Node Offline and GetReplica failure


#1

Hi.

I am still finding my way with the ‘new’ official api, and couchbase client behaviour in general.

However I would expect that if I attempt a get on a key in a vbucket of a node that has gone offline (through network or vm failure, no failed over) it fails as expected with ‘timeout’

In this case I try GetReplica (replica index 0 to attempt all replicas - though i only have one) which also fails with “The operation has timed out.”

Is GetReplica useful in this case, should I expect to receive the dirty read that i want.

It looks similar to this in the .NET client http://review.couchbase.org/#/c/49270/

This is in a two node cluster with 1 replica, i’ve generated 1024 keys that hash to each of the default initial vBuckets (initially due to a previous balance bug, but thats a different story)


#2

Hey danmux,

You indeed should expect this to work. What replicaIdx are you passing to the GetReplica method?

Cheers, Brett


#3

0, which looks like tries any replica indexes it can.

EDIT - Ok actually it looks like it actually is recovering a replica, but slowly it was hidden because i am reading 1024 values in goroutines - and 512 are failing - it was hard to see the successful replica reads - I think the timeouts were all due to the initial get.

When I pick one key i know to be in the primary vBucket on the downed node it is read from the replica.

However when I put back the 1024 reads I get ‘Queue overflow’ implying the replica read is indeed slow ?

EDIT 2 ok since you told me it should work, and after looking at it properly I can see the replica reads are working, as expected and they are not slow (3ms over loopback) it is the failed original reads that fill the queue, because they are held in the queue for a long time before timing out i suppose, a replica read when getting the queue full error also works.

So in summary - the code is working as designed.

Thanks for your inspirational reply Brett.

Dan.


#4

So it now looks like that once the node is down, and the queue has filled up (even after setting opTimeout to 500ms)
that it never recovers - once the node is back up I still get the “Queue overflow.” error.

Why dose the queue not empty - surely the old requests timeout and then are dropped from the queue? new requests are good (now the node is up) and can be served fast, im only sending 1024 reads every 4 seconds.

Or is it that because the connection to the node for those vbuckets has been severed, nothing is actually reconnected, so they will always timeout now, until i reconnect? - and is that something I should do in my own client code and if so how, just the normal ‘OpenBucket’ ?


#5

Hey danmux,

This sounds like a bug. When a node recovers, the queue for it should continue and the operations should be dispatched.

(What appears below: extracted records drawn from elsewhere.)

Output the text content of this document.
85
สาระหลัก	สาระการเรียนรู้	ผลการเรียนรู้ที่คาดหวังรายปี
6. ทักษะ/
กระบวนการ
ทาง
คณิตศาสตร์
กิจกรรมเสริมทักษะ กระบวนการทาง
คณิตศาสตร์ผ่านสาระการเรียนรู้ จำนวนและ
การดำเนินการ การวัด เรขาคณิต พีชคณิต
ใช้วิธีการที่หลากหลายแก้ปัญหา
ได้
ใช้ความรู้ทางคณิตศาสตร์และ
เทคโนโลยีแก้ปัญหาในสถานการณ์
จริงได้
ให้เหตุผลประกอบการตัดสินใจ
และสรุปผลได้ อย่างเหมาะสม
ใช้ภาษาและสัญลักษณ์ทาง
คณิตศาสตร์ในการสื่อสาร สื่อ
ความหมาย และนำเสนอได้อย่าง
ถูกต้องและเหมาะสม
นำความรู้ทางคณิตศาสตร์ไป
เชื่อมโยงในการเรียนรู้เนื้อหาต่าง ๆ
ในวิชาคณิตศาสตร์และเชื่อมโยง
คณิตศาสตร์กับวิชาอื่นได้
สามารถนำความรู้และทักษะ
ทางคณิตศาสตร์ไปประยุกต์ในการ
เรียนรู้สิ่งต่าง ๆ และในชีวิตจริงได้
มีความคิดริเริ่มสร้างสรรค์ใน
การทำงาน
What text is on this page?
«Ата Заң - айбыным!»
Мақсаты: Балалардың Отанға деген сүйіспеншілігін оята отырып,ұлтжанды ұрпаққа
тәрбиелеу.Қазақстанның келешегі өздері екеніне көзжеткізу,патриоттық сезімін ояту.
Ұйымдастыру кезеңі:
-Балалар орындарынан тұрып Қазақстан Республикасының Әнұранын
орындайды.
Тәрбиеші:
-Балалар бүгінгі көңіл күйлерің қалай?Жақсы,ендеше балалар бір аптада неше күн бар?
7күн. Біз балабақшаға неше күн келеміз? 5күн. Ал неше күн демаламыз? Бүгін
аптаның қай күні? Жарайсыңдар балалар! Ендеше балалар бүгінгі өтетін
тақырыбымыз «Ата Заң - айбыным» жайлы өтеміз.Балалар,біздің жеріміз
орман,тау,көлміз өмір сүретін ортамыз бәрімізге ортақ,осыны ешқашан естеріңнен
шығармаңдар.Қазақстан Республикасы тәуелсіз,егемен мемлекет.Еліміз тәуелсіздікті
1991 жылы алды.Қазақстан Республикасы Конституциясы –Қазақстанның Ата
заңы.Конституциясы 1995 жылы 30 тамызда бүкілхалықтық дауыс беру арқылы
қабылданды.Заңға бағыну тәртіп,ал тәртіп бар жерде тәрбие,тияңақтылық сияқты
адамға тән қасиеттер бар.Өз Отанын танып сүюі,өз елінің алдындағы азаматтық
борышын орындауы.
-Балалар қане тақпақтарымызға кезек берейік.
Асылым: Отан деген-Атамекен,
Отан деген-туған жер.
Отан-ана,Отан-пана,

I’ll take a look!

Cheers, Brett


#6

Hey danmux,

Can you confirm whether the Queue Overflow goes away eventually following the successful return of a node, or does it just stay with an overflowed queue indefinitely.

Cheers, Brett


#7

Will confirm when the pressure of the release has subsided.

(off topic - if i have a suggestion/improvement whats the procedure - PR or can I generate a ticket in yr bug tracker? or suggest it here in the forum first?)


#8

Hey danmux,

You can create a ticket in our bug tracker. You can additionally submit a PR to our GitHub repo, although this option will soon involve submitting your PR through Gerrit instead once we’ve managed to move the project there.

Cheers, Brett